Not For People Who Can't Read Good
Some of you may
have already seen this Chris Hedges editorial/polemic/essay, since it was
posted on AlterNet two days ago and has already inspired more than 300
comments. It's titled "Forget Red vs. Blue - It's the Educated vs.
People Easily Fooled by Propaganda." In one sense, this could come off
as the most despicable bit of intellectual snobbery since GING (or my
referring to it as such). In another sense, it's entirely accurate (hint: the
latter is correct). I would worry about the sort of vicious comments that
should pile up below for propping such a piece, but anyone who disagrees with
this is most likely incapable of getting through the whole thing. Here's an
excerpt:
We live in
two Americas.
One America,
now the minority, functions in a print-based, literate world. It can cope with
complexity and has the intellectual tools to separate illusion from truth.
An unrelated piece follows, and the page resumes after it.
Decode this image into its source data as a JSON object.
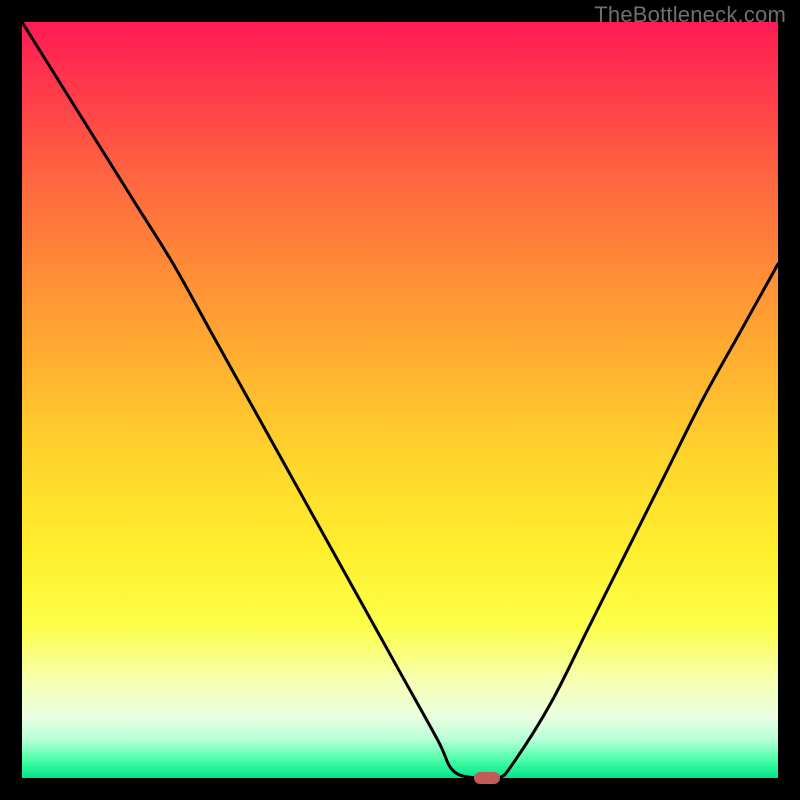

The
other America,
which constitutes the majority, exists in a non-reality-based belief system.
This America,
dependent on skillfully manipulated images for information, has severed itself
from the literate, print-based culture. It cannot differentiate between lies
and truth. It is informed by simplistic, childish narratives and cliches. It is
thrown into confusion by ambiguity, nuance and self-reflection. This divide,
more than race, class or gender, more than rural or urban, believer or
nonbeliever, red state or blue state, has split the country into radically
distinct, unbridgeable and antagonistic entities.